Un SOUDAN sur le point d’être entièrement écrasé « sous-dents » !

Anouar CHENNOUFI

Africa-Press – CentrAfricaine. Les conflits et crises politiques et sécuritaires successifs au Soudan ont soulevé plusieurs questions sur les raisons profondes qui font du pays une arène pour de telles interactions, ayant mené à une douloureuse « division » du pays en Soudan et Soudan du sud.

Aujourd’hui, c’est tout autre ! Après les affrontements entre l’armée et les Forces de soutien rapide, la situation au Soudan même s’est aggravée, en raison du différend entre le chef du Conseil militaire, Abdel Fattah al-Burhan, et son adjoint, le chef des Forces de soutien rapide, Muhammad Hamdan Dagalo, dit « Hemedti ».

Quelles sont les raisons de cette crise ? Comment ces crises ont-elles alimenté la position de ce vaste pays qu’était le Soudan auparavant et les aspirations des zones de voisinage ainsi que des puissances internationales à son égard ?

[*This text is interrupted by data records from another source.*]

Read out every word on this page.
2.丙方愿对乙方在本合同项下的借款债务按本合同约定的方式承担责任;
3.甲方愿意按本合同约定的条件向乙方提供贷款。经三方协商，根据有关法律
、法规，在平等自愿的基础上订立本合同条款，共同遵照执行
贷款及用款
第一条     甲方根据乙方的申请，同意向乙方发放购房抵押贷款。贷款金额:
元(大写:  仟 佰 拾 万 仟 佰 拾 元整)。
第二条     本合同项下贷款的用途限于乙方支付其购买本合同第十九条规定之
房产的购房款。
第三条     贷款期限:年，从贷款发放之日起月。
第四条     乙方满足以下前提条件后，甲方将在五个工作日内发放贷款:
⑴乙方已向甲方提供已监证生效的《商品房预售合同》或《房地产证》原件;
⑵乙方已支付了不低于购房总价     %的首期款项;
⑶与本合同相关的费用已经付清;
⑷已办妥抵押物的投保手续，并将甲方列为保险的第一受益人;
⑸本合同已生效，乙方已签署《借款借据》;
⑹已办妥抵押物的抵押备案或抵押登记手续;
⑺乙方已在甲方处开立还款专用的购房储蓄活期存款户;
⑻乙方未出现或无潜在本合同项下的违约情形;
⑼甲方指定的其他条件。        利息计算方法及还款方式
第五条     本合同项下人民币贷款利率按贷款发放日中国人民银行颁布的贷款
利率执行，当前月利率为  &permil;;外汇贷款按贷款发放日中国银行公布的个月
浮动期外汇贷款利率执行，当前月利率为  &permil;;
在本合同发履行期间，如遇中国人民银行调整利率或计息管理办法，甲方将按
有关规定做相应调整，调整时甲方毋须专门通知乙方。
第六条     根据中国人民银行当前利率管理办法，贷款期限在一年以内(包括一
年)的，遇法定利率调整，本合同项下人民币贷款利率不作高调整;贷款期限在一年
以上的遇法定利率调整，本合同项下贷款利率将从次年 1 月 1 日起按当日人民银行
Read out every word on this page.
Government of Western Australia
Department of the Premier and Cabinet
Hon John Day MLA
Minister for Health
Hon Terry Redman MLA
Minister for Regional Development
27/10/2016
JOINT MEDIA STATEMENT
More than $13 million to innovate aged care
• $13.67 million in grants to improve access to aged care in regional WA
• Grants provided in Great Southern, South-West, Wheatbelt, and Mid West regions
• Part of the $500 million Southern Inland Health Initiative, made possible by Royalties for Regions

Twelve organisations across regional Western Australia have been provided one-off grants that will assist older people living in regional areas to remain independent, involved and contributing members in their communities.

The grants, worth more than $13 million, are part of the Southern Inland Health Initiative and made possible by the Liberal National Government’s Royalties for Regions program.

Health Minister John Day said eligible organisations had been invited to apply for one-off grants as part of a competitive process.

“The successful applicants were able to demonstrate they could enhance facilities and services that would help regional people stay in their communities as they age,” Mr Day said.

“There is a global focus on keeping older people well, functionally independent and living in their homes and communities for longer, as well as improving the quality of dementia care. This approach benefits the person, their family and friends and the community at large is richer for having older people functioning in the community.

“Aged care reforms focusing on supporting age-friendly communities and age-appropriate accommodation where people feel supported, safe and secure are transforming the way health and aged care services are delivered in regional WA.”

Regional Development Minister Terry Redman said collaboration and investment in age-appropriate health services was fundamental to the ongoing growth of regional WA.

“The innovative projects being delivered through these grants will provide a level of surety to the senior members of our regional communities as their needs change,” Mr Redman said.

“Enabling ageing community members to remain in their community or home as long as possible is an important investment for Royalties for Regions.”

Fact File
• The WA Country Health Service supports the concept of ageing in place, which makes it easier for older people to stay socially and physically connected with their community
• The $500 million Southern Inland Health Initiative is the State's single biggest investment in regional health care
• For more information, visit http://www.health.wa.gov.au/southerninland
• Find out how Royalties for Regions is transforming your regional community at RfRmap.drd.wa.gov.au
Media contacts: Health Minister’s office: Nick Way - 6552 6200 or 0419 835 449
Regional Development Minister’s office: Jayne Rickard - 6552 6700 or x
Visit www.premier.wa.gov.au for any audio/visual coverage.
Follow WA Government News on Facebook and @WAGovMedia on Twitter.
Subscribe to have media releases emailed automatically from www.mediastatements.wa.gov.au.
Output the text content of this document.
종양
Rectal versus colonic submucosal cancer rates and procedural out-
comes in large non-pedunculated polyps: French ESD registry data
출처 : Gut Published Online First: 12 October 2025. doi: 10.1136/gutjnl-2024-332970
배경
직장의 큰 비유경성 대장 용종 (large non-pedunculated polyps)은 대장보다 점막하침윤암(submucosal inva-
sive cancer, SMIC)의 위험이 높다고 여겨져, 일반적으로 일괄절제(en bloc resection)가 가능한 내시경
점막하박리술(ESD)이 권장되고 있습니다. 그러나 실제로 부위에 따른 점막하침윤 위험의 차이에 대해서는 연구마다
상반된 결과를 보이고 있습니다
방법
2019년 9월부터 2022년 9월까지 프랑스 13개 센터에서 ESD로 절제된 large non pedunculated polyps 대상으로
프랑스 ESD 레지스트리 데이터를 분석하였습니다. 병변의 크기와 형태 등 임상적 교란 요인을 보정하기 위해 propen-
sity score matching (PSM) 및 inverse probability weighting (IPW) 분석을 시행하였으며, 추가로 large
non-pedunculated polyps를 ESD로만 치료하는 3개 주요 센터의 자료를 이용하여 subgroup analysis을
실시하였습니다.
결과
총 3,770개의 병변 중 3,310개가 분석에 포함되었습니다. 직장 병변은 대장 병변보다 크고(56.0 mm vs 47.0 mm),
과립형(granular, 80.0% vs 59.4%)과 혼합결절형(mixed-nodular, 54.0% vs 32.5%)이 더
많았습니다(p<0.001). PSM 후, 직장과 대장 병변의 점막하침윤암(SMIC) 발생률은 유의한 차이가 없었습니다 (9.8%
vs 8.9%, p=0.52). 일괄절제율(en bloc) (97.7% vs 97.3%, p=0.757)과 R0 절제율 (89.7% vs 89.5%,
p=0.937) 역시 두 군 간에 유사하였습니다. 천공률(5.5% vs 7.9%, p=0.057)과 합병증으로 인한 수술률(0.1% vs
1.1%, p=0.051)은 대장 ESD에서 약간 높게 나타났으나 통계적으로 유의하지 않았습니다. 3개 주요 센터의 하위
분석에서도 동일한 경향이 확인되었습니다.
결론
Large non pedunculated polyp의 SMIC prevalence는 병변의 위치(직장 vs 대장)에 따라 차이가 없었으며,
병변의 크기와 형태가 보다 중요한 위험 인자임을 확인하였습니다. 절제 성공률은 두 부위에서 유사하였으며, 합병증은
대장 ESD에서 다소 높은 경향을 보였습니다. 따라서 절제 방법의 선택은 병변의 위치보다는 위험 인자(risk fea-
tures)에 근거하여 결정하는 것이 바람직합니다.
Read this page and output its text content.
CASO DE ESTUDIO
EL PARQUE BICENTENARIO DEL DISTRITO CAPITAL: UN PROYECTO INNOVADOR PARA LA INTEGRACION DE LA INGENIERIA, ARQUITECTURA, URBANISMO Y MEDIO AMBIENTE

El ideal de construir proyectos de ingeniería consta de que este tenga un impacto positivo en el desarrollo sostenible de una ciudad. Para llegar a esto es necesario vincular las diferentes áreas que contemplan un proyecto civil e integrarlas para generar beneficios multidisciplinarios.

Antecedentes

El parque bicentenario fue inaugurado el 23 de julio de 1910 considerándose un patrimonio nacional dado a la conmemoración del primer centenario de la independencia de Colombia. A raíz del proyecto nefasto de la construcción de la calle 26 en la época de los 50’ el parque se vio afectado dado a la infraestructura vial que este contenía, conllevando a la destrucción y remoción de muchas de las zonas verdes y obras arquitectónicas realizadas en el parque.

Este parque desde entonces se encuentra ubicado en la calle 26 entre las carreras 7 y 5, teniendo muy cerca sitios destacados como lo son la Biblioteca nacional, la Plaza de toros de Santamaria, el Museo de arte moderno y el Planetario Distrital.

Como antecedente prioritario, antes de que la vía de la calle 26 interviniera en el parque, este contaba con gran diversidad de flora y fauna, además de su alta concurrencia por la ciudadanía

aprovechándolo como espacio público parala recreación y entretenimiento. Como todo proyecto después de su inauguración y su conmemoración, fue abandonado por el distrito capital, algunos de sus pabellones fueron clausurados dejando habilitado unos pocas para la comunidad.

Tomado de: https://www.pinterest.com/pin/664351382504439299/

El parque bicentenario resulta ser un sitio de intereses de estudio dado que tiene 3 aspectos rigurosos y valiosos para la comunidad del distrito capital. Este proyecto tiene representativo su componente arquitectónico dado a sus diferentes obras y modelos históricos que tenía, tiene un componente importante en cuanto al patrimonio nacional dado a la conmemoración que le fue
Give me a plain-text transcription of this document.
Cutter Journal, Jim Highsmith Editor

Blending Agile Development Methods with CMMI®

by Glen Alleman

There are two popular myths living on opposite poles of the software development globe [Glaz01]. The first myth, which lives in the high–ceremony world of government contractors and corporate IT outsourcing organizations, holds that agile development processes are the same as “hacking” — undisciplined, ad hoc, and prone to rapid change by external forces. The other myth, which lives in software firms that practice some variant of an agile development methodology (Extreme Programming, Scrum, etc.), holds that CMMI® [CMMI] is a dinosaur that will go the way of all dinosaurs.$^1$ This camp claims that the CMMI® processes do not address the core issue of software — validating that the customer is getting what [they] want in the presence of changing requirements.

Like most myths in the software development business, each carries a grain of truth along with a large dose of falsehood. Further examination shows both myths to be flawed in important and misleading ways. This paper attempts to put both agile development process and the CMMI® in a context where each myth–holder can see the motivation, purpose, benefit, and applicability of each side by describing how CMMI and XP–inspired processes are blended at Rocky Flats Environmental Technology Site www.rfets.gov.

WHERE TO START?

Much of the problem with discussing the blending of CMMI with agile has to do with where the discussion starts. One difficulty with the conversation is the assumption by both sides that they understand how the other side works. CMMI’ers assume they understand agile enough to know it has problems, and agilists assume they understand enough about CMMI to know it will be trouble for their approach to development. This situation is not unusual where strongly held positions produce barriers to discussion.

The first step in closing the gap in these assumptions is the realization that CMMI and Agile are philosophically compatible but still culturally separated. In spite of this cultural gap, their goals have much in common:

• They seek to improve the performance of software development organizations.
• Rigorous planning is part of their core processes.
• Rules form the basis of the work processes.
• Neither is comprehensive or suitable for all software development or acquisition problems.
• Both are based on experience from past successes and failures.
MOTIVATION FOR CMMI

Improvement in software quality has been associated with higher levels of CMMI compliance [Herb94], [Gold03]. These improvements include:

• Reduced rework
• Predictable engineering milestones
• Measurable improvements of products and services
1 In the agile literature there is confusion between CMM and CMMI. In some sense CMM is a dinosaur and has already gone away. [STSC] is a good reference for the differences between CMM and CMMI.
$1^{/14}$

Le Soudan…un point stratégique

Il est utile de savoir que le Soudan est situé aux frontières de 7 pays africains, en plus d’avoir un littoral s’étendant sur la mer Rouge, d’une longueur d’environ 720 km. La mer Rouge est une artère vitale pour le commerce mondial passant par le canal de Suez, en particulier le pétrole et le gaz.

Il est le troisième plus grand pays d’Afrique et sa situation stratégique fait de l’instabilité du pays une source de grande préoccupation internationale. L’explosion d’un conflit armé comme celui que connaît aujourd’hui le Soudan est susceptible de menacer la stabilité de régions entières environnantes, car une ligne de turbulences pourrait s’enflammer, s’étendant du Soudan à l’ouest du continent africain jusqu’aux confins de l’océan Atlantique, en passant par le Tchad, le Niger et le Mali.

De plus, le Soudan se trouve déjà dans une région hautement militarisée. Le Sud-Soudan souffre de tensions sécuritaires, l’Éthiopie vit toujours dans un état de prudence après sa sortie de la récente guerre dans la région du « Tigré », la Libye vit aussi sa propre crise sécuritaire, dont les connexions sont complexes, et le Tchad reste méfiant de toutes les données de la situation sécuritaire dans son voisinage.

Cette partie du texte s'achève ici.